ReinforcementLearning.jl icon indicating copy to clipboard operation
ReinforcementLearning.jl copied to clipboard

Design of run loop and hooks

Open johannes-fischer opened this issue 8 months ago • 8 comments

I am running into limitations of the current design of the run loop: Let's assume I am using a custom policy that internally stores the history of past observations and actions. The questions is what is the intended way how the policy can retrieve these information. In the current implementation it seems the push!(hook, stage, policy, env) interface is supposed to be used for custom code, whereas the push!(policy, stage, env[, action]) is supposed to be used internally by RLCore, is this correct? However, the Hooks do not receive the action.

Here are some ideas to address this issue:

  1. I think all calls to push!(agent::Agent, stage::AbstractStage, env[, action]) should not only be used to store information in the Trajectory (which currently is the case) but also forward to the policy by calling push!(agent.policy, stage, env[, action]). This would allow custom policies to add custom logic.

  2. Similarly to push(policy, ::PostActStage, env, action) having an action argument, push!(hook, ::PostActStage, policy, env) could also have an action argument added. This would also allow to use the chosen action within a custom policy hook.

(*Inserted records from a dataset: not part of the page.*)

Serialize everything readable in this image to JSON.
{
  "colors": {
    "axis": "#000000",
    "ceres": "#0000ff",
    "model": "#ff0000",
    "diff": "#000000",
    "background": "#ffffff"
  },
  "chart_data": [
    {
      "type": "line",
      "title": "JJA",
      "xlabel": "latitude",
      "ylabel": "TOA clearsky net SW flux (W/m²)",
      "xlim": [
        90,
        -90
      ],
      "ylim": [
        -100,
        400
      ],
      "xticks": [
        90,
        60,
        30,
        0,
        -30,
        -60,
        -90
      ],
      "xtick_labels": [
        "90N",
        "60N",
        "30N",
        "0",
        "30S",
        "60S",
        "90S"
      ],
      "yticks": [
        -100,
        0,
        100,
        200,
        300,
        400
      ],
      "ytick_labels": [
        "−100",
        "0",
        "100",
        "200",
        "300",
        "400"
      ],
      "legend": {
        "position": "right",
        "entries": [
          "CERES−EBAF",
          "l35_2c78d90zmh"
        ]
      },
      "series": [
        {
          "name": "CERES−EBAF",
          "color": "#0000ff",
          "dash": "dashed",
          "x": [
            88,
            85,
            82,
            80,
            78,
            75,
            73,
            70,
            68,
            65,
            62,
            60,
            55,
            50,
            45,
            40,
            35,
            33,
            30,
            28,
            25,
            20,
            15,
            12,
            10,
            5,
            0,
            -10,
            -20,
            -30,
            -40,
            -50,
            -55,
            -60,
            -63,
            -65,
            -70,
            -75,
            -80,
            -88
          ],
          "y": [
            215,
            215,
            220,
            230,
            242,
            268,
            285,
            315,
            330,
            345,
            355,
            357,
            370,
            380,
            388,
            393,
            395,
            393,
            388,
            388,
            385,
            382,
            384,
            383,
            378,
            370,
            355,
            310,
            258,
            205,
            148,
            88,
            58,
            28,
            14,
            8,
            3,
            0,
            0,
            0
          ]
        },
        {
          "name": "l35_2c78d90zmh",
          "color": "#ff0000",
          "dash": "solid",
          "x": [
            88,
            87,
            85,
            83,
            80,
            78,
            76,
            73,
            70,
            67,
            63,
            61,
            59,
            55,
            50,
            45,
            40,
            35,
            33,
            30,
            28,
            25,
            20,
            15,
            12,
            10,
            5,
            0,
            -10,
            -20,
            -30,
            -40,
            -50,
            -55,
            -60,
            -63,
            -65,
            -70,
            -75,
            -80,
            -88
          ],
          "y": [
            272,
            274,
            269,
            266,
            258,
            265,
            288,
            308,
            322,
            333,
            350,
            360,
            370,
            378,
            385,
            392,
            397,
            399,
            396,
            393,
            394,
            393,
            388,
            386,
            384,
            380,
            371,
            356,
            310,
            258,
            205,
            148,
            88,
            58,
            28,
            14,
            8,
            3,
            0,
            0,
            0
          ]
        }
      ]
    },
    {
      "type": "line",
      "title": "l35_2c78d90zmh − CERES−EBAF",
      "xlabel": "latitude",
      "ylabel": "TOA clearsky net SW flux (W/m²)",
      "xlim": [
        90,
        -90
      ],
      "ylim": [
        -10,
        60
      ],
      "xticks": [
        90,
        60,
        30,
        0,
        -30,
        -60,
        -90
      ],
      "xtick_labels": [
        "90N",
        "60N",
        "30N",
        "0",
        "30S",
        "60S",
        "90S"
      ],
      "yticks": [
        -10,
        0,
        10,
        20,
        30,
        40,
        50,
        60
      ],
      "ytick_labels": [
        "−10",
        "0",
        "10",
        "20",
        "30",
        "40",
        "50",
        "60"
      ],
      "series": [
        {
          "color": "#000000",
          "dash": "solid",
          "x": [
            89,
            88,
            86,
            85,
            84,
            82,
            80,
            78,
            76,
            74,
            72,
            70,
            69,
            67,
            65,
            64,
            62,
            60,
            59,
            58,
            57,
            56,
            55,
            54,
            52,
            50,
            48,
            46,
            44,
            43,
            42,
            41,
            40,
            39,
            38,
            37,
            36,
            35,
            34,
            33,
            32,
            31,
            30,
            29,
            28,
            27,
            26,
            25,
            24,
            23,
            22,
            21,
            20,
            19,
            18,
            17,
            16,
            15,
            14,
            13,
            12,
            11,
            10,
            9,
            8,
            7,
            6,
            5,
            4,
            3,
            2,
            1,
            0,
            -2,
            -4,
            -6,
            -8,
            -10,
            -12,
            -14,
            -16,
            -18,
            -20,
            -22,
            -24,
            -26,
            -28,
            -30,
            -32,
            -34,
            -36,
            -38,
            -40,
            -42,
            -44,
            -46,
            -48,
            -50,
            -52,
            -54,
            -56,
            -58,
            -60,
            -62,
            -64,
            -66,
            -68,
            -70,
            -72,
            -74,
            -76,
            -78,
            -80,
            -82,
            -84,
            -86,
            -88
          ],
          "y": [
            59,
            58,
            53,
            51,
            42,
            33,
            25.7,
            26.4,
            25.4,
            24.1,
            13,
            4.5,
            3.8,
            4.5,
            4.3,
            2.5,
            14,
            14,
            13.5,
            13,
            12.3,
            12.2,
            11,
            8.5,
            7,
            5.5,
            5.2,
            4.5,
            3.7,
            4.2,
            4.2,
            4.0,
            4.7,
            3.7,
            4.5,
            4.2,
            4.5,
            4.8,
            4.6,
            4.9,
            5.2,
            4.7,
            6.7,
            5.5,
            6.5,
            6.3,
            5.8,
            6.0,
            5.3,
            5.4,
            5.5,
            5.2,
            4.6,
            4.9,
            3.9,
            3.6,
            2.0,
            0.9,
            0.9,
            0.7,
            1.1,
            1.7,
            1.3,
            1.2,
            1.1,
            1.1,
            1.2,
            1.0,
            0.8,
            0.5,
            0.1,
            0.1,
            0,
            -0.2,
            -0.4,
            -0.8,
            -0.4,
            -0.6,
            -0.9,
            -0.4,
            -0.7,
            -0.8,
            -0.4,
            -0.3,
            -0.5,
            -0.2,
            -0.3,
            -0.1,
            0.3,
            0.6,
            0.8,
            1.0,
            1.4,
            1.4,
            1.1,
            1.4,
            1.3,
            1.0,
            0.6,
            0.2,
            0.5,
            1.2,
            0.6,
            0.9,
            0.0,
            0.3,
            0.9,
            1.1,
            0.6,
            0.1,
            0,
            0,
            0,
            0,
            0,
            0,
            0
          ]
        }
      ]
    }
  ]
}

  3. Another hook should be added between plan! and act! to evaluate functions that need the current env state and the action that is being executed. In the PreActStage the action is not known yet and in the PostActState the env is already in the next state, so this is currently not possible. The interior loop could look something like this:

    push!(policy, PreActStage(), env)
    optimise!(policy, PreActStage())
    push!(hook, PreActStage(), policy, env)
    
    action = RLBase.plan!(policy, env)
    
    push!(policy, PostPlanStage(), env, action)          # new
    optimise!(policy, PostPlanStage())                   # new
    push!(hook, PostPlanStage(), policy, env, action)    # new
    
    act!(env, action)
    
    push!(policy, PostActStage(), env, action)
    optimise!(policy, PostActStage())
    push!(hook, PostActStage(), policy, env, action)     # action arg new
    

I can open a pull request it that's an approach you want to follow.

johannes-fischer avatar Feb 03 '25 15:02 johannes-fischer